The Russians built small wingships as well, including a two-seat trainer called Strizh (“martlet”), but there was a good reason for their emphasis on gigantic designs. To be economically attractive, high-speed surface skimming required large stretches of open water, and on these the wind could generate waves. To fly comfortably over bumpy water required an aircraft that was much larger than the bumps. Boeing, in fact, once studied a design, called Pelican ULTRA (again the Hollywood flavor), for a 500-foot-span turboprop cargo hauler with a 10,000-mile range and a cargo capacity of 280,000 pounds. It was striking, in part, for its squarish fuselage: Wingships do not need to be pressurized.

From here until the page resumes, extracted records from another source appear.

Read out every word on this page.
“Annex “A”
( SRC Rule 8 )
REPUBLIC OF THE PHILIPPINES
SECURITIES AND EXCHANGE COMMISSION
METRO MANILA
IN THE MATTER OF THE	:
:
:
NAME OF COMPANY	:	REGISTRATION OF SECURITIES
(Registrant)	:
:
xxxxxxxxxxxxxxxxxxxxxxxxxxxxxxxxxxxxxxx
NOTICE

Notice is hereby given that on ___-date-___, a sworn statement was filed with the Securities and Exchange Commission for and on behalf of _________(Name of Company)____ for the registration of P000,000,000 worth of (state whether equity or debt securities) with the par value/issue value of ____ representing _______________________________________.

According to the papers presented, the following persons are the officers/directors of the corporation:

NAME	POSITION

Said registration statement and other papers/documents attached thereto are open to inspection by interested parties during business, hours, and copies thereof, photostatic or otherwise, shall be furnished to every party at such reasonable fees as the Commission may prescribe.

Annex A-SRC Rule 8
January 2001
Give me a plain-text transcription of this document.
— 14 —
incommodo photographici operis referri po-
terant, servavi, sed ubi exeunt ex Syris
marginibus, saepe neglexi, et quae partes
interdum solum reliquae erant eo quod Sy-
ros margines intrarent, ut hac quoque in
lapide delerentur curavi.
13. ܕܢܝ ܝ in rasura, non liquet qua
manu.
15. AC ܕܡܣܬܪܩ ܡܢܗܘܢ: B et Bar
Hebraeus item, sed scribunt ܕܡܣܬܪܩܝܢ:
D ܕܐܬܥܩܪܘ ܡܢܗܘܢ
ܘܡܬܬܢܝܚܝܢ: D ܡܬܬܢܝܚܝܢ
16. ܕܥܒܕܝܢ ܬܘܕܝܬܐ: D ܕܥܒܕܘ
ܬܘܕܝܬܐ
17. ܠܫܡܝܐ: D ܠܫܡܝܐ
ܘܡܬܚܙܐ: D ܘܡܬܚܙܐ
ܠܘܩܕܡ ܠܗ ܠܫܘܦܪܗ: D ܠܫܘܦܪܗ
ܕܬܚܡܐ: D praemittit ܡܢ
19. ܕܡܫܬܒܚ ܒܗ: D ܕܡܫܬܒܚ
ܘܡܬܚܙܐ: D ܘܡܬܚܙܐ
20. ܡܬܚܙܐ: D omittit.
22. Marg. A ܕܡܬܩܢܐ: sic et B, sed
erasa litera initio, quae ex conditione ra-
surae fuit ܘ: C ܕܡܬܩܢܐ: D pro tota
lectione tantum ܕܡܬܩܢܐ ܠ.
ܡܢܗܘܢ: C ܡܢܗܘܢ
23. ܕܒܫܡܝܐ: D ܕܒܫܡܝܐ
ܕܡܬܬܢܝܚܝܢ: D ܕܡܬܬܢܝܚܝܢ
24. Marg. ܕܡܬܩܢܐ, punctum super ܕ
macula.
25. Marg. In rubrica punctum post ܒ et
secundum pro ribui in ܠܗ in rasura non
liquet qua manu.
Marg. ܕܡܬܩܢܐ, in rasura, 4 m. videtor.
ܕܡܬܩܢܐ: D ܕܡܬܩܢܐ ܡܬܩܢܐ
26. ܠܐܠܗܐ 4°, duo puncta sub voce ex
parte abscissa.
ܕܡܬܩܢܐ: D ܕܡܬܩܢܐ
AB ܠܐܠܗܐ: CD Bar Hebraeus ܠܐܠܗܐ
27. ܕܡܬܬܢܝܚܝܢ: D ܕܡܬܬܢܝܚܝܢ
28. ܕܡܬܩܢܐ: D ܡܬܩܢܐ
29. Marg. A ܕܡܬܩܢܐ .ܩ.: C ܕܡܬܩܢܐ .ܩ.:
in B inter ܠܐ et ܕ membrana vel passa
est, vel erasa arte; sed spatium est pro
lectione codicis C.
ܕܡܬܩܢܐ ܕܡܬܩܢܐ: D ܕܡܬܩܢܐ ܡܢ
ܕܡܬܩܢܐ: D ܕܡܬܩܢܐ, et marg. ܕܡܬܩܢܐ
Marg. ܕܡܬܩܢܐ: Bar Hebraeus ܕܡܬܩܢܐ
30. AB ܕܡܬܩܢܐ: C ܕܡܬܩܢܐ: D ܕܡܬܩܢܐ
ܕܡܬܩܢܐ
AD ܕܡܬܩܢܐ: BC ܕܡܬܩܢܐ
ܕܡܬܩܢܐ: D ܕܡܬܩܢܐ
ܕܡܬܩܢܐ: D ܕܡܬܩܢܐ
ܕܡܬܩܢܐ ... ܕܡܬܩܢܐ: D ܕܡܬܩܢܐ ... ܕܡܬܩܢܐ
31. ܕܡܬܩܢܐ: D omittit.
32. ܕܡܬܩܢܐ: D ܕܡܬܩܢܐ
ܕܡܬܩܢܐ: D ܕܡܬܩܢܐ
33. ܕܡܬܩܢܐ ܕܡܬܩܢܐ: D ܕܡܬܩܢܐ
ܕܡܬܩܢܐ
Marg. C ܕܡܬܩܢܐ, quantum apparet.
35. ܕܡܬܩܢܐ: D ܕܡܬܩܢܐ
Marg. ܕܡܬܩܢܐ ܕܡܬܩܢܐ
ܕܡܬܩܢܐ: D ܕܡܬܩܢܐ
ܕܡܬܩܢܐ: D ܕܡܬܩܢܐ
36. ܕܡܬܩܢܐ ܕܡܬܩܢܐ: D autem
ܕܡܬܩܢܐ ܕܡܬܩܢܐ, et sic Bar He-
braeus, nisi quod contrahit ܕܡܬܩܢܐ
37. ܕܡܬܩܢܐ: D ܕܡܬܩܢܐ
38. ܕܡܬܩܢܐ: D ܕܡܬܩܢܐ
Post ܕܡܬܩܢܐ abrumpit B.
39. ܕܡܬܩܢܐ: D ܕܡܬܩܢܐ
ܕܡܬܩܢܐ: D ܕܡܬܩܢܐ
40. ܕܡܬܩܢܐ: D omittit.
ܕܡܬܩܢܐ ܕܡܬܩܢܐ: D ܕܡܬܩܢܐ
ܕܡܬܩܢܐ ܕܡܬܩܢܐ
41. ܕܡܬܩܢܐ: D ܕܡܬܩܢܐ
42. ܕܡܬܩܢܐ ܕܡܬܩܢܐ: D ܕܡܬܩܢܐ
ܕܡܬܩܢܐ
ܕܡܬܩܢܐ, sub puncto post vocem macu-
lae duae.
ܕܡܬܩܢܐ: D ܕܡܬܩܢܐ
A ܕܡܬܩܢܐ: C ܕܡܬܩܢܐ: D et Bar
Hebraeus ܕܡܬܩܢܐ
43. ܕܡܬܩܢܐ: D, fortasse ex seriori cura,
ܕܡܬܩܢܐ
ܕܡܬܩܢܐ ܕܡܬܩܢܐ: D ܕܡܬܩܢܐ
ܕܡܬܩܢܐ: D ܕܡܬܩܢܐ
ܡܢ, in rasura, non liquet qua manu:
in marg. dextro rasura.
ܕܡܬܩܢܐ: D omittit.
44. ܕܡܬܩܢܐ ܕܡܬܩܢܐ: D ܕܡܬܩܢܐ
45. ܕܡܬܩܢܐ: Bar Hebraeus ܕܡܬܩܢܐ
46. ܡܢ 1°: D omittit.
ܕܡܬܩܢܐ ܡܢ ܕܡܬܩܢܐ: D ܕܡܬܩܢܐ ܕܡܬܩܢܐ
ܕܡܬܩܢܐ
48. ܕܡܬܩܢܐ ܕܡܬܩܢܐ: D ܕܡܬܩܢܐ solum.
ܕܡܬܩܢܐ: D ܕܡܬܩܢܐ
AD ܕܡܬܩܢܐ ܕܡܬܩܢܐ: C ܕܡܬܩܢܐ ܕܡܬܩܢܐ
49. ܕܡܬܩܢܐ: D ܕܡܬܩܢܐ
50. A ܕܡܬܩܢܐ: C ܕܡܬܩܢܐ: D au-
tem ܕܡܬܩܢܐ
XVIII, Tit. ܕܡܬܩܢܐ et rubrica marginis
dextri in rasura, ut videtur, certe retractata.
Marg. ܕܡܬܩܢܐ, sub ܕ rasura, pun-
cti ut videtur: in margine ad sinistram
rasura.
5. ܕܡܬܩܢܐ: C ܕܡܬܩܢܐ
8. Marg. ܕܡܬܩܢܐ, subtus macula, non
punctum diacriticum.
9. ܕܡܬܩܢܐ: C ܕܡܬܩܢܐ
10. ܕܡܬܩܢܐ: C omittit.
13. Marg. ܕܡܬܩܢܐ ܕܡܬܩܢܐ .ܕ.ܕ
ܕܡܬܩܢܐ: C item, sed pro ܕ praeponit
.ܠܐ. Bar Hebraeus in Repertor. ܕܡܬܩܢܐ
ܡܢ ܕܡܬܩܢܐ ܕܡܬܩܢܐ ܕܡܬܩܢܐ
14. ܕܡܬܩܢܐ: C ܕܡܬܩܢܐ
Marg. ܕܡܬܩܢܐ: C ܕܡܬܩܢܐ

Lakes and sheltered inland passages offer smoother surfaces, and in an entirely separate evolutionary branch the German aerodynamicist Alexander Lippisch developed a small, reverse-delta, surface-skimmer configuration. Several efforts, some still ongoing, have been made to commercialize it for recreational craft or ferries; as far as I know none has been built in more than a few examples.
An odd fact about wingships is that they are classed, for administrative purposes, as boats or ships, not airplanes, even though, once they take flight, they are obviously airplanes, not ships. This ought to simplify their introduction into commercial service. For the most part, however, in spite of the “vast field” of possibilities foreseen by Le Sueur in 1934, wingships remain a technology in search of an application.